On this album, Sion Daus (aka Spiritus) is accompanied on vocals by Schimaera, but the notes state that “the heart of this album is marked by the arrival of Cynthia who performs with grandeur, organs and other keyboards”.
She does indeed make a magnificent contribution to “Invention 9 F”, which lends symphonic sweep and power to a towering piece of pitch-black music. The tones of celestial choirs ring above flesh-razoring chords and stately yet bone-breaking percussion. The music heaves and harrows, creating an atmosphere of paralyzing fear and crushing despair on a vast scale, and it rises up like an awe-inspiring but dire monolith. Schimaera‘s growls and howls are imperious but also tormented, underscoring both the cruelty and agony as well as the frightening majesty within the music.

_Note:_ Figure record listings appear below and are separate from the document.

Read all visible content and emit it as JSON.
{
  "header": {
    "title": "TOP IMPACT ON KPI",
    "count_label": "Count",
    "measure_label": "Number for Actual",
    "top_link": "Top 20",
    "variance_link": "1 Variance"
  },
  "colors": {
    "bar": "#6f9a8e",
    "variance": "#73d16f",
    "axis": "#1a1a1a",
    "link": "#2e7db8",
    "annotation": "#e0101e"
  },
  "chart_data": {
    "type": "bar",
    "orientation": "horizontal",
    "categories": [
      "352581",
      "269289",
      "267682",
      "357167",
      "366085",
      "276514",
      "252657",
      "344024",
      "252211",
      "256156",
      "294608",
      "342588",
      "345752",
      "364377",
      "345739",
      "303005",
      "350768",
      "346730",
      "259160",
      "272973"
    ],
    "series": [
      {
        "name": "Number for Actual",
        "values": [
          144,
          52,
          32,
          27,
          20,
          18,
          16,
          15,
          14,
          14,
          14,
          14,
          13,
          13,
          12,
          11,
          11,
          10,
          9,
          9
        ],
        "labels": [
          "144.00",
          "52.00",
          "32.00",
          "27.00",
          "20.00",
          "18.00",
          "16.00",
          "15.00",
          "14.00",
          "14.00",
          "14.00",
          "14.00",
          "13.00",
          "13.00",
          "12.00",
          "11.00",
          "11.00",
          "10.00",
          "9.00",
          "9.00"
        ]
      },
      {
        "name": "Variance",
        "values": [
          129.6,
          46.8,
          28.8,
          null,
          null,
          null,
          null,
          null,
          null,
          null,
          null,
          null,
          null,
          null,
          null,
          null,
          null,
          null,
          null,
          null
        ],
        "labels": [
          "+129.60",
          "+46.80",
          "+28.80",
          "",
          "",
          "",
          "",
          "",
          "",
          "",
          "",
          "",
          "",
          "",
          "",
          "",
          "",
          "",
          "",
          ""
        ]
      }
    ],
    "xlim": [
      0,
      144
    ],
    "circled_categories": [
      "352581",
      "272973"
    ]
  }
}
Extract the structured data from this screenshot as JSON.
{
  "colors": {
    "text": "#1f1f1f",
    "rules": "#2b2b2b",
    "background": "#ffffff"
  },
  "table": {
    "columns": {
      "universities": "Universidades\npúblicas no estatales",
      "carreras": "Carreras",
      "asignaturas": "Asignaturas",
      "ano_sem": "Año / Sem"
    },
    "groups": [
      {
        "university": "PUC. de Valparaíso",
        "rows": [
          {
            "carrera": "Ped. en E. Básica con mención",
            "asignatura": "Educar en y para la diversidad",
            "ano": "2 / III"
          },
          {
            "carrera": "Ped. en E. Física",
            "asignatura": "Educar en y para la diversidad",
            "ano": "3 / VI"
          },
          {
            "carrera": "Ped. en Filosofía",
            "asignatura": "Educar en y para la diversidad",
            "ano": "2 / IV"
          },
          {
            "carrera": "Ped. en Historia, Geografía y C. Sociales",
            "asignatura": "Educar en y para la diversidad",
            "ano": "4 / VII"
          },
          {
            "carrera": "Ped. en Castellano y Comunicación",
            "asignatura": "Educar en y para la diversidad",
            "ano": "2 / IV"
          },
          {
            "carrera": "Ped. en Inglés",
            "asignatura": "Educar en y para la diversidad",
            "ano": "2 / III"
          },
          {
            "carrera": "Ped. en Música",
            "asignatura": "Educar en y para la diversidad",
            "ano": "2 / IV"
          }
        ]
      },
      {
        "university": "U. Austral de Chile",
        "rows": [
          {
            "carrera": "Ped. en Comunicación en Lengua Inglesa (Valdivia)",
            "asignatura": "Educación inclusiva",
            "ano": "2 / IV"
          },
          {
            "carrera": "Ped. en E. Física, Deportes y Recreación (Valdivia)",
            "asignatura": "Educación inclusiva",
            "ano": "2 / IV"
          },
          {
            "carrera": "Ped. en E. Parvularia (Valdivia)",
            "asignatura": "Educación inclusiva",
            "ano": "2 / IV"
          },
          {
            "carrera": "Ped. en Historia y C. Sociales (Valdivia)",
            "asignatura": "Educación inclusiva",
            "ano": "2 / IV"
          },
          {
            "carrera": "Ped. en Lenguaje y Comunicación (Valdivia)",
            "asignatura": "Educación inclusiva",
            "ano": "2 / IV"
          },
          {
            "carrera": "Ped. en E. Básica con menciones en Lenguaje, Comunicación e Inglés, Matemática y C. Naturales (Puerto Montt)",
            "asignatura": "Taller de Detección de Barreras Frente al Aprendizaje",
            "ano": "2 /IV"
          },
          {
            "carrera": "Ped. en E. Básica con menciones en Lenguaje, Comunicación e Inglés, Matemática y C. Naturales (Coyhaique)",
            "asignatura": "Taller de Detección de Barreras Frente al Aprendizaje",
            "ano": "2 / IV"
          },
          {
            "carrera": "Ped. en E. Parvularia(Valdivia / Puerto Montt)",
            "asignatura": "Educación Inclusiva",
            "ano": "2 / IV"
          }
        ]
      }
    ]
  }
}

In the track’s softer moments, the keyboards completely take over, creating a blend of ambient and symphonic sounds that are ethereal and mesmerizing, yet with an undercurrent of ominous, oceanic immensity. The music fades away into near-silence, but the track isn’t over. The chant-like pronouncements that follow might be the scariest segment of the track, and the layered keyboard performances that come next, the most spellbinding and haunting.
BANDCAMP:
https://avantgardemusic.bandcamp.com/album/bach-preludium-minor
FACEBOOK;
https://www.facebook.com/Neige-et-Noirceur-666675096758030
Congratulations on the anniversary! Though I have been around for very little of those years, the site has become very meaningful to me, and Shades of Black particularly so. You have no idea how many great songs, bands, and records you have turned me on to. Thanks for helping me delve deeper into the darkness of extreme metal!
Speaking of darkness, that Totalitarian release is really aptly named – crushing and deeply unsettling. I’ll need to set aside some time to get lost in that.
Root is an all-time great, and those Ravenoir tracks are pretty sweet (in a very non-sweet manner). Looking forward to the full release. Thanks fir putting it on my radar!